Repository Mirror for your Cloud Server and Webhosting

Title:

Probabilistic Spelling Correction in a Character Vector

Version:

1.0.1

Description:

Automatically replaces "misspelled" words in a character vector based on their string distance from a list of words sorted by their frequency in a corpus. The default word list provided in the package comes from the Corpus of Contemporary American English.
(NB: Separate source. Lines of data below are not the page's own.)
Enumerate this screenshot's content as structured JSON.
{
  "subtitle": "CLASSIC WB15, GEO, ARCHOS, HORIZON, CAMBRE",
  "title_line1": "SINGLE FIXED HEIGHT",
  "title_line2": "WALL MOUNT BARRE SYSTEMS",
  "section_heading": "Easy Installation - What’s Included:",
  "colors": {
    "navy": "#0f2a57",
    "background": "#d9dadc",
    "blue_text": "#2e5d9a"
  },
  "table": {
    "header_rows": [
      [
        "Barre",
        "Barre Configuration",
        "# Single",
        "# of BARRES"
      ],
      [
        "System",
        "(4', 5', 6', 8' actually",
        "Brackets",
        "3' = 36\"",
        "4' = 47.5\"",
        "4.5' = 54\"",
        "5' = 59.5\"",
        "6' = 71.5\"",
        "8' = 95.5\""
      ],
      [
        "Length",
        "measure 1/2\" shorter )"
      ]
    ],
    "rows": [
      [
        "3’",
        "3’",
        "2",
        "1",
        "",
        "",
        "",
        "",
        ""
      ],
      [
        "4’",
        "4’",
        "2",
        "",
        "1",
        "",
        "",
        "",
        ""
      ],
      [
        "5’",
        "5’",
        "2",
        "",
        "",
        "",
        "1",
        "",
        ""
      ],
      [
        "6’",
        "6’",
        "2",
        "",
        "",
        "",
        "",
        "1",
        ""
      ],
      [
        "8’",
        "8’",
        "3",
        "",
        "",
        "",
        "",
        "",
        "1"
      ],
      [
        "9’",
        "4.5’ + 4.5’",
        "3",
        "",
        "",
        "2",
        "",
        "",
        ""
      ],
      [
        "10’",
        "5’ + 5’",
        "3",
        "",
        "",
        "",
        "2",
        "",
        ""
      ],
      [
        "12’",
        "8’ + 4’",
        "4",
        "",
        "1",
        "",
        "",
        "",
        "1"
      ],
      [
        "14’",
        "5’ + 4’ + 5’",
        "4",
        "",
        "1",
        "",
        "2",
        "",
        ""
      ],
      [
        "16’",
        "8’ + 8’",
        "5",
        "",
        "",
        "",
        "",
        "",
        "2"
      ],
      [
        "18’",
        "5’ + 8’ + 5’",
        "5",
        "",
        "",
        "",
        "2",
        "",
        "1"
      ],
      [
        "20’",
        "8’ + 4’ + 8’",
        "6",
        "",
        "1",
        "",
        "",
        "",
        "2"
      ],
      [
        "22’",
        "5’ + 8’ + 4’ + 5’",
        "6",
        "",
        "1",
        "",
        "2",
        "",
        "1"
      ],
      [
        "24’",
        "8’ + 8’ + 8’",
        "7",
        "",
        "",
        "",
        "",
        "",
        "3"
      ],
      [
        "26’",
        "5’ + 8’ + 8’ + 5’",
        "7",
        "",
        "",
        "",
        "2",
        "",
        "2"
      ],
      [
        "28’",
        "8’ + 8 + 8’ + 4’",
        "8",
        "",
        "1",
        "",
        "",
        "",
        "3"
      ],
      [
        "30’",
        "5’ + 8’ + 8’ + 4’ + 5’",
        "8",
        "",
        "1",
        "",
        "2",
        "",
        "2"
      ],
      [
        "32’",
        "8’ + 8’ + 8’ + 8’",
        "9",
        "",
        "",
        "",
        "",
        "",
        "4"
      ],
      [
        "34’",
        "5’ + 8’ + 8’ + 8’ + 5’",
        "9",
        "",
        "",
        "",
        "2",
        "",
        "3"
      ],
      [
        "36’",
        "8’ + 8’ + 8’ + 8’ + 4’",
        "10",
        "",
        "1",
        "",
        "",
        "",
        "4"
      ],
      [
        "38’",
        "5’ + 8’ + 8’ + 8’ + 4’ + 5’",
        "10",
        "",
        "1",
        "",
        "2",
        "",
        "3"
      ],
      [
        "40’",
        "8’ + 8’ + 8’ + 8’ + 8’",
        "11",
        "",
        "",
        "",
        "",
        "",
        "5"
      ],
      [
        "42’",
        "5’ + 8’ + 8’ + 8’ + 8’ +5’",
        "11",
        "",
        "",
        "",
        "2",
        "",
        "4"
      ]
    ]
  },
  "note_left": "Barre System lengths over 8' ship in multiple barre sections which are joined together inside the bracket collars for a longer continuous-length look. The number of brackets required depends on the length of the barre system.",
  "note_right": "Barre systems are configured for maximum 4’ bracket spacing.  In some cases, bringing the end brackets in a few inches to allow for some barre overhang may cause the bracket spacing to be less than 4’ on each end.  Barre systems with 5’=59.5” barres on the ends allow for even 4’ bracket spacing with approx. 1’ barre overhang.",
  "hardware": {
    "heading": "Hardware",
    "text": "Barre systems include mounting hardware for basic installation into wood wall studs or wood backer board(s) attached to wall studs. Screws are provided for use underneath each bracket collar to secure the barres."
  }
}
Uses the Jaro-Winkler distance metric for string similarity as implemented in van der Loo (2014) <doi:10.32614/RJ-2014-011>. The word frequency data is derived from Davies (2008-) "The Corpus of Contemporary American English (COCA)" https://www.english-corpora.org/coca/.

License:

MIT + file LICENSE

Encoding:

UTF-8

LazyData:

true

RoxygenNote:

7.3.2

Depends:

R (≥ 2.10)

Imports:

hunspell, stringr, stringdist, textclean

Suggests:

rmarkdown, knitr, testthat (≥ 3.0.0)

VignetteBuilder:

knitr

Config/testthat/edition:

NeedsCompilation:

Packaged:

2025-08-29 19:11:59 UTC; runner

Author:

David Brown

[aut, cre]

Maintainer:

David Brown <dwb2@andrew.cmu.edu>

Repository:

CRAN

Date/Publication:

2025-09-03 21:10:02 UTC

spell.replacer: Probabilistic Spelling Correction

Description

This package provides functions for automatic spelling correction in character vectors using probabilistic methods based on string distance and word frequency data from the Corpus of Contemporary American English (COCA).

Author(s)

Maintainer: David Brown dwb2@andrew.cmu.edu (ORCID)

COCA Word List

Description

A character vector containing the 100,000 most frequent words from the Corpus of Contemporary American English (COCA), sorted by frequency from most to least frequent. This word list serves as the default reference for spelling correction in the spell_replace function.

Usage

coca_list

Format

A character vector with 100,000 elements:

Each element is a word from COCA, with the first element being the most frequent word ("the") and subsequent elements decreasing in frequency.

Source

Corpus of Contemporary American English (COCA) https://www.english-corpora.org/coca/

Examples

# View the first 10 most frequent words
head(coca_list, 10)

# Check if a word is in the list
"hello" %in% coca_list

# Find the rank of a specific word
which(coca_list == "hello")

Correct a Single Misspelled Word

Description

Finds the best correction for a single misspelled word using string distance and frequency-based ranking from a sorted word list.

Usage

correct(word, sorted_words, ignore_punct = FALSE, threshold = 0.12)

Arguments

word

A character string representing the misspelled word

sorted_words

A character vector of correctly spelled words sorted by frequency

ignore_punct

Logical. If TRUE, ignores punctuation when calculating string distance

threshold

Numeric. Maximum string distance threshold for considering a word as a correction candidate

Value

A character string with the corrected word

Probabilistic Spelling Correction

Description

Automatically replaces misspelled words in a character vector based on their string distance from a list of words sorted by frequency in a corpus.

Usage

spell_replace(
  txt,
  word_list = coca_list,
  ignore_names = TRUE,
  threshold = 0.12,
  ignore_punct = FALSE
)

Arguments

txt

A character vector containing text to be spell-checked

word_list

A character vector of correctly spelled words sorted by frequency (default: coca_list)

ignore_names

Logical. If TRUE, ignores potential proper names (capitalized words that appear multiple times)

threshold

Numeric. Maximum string distance threshold for considering a word as a correction candidate (default: 0.12)

ignore_punct

Logical. If TRUE, ignores punctuation when calculating string distance

Value

A character vector with corrected spellings